The surgery of choice is proctocolectomy with ileal pouch anal anastomosis (IPAA). This procedure removes the colon and rectum and creates a pouch from the ileum to hold stool. Pouch types include the more common J-pouch, which is easier to construct, and the S-pouch, which is used for patients with anatomical challenges and is technically more demanding to construct.

Research has been limited on long-term outcomes of IPAA in pediatric patients. To learn more about how patients fare over time and to have more data to guide surgical decisions, the Departments of Pediatric Gastroenterology and Colorectal Surgery conducted a study on long-term surgical outcomes in pediatric patients who were treated at Cleveland Clinic, which performs more surgeries for ulcerative colitis (UC) than any institution in the world.
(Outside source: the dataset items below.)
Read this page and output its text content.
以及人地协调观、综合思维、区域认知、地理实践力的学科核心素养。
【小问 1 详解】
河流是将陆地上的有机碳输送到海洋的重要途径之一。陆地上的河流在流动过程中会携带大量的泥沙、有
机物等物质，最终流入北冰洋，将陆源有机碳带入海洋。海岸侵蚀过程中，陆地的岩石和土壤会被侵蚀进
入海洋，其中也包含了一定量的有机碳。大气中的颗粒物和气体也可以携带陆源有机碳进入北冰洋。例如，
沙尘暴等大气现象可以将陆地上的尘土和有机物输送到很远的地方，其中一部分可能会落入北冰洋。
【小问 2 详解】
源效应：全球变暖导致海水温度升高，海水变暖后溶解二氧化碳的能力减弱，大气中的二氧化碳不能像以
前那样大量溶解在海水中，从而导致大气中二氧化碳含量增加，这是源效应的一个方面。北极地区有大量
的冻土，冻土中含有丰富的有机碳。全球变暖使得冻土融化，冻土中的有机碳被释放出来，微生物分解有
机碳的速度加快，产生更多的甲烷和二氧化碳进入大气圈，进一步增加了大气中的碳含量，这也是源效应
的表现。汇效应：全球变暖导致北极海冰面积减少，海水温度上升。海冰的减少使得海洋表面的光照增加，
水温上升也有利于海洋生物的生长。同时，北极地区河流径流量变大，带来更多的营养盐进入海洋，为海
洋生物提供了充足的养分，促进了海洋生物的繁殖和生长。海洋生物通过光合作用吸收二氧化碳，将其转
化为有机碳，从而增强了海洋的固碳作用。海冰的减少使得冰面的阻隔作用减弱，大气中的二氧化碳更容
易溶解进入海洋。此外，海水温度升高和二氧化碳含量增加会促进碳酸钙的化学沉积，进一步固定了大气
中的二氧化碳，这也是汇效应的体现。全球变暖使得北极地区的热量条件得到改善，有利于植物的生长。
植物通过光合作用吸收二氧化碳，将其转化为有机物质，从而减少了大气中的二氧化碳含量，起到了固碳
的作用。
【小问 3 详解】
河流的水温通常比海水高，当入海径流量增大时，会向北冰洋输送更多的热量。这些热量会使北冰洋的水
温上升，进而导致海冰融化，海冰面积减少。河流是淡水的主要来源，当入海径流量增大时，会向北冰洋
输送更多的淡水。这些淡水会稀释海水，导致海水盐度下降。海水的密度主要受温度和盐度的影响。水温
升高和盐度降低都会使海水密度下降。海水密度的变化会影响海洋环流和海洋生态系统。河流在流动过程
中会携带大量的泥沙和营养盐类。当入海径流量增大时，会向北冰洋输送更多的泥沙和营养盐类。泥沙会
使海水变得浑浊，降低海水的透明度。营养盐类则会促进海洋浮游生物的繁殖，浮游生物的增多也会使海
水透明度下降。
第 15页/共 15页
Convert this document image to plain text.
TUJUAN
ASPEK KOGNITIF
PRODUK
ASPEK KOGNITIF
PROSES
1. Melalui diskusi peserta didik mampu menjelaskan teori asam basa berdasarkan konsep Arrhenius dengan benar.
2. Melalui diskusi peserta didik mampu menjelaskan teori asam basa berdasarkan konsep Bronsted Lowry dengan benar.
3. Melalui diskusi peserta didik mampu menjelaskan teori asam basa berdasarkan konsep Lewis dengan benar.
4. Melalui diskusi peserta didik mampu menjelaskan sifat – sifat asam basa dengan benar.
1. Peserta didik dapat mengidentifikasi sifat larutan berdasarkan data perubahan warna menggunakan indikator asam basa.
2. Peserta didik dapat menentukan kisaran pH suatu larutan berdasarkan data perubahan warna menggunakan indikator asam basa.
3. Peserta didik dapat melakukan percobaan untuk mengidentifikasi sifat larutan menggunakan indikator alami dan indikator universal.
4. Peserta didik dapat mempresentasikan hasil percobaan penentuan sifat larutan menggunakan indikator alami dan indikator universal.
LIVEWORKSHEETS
The study surveyed 157 pediatric surgical patients who underwent IPAA from 1982 to 1997 and participated in an initial follow-up survey in 2002. The most common indication for surgery was failure of medical management. We reached 74 patients, with a median age of 38 years (39 male and 35 female) and a median age at surgery of 18 years, making it the largest and longest follow-up study in pediatric patients to date.

Study results

Participants reported a variety of complications over the average 20-year time period following the surgery; the most common was pouchitis (inflammation of the pouch), which was reported by 45 percent of participants. This condition is a well-known and common complication of pouch procedures occurring in patients of all ages, with a known increase in frequency with longer term follow-up. Pouchitis is primarily treated with medical therapy, and patients are usually able to retain their pouch.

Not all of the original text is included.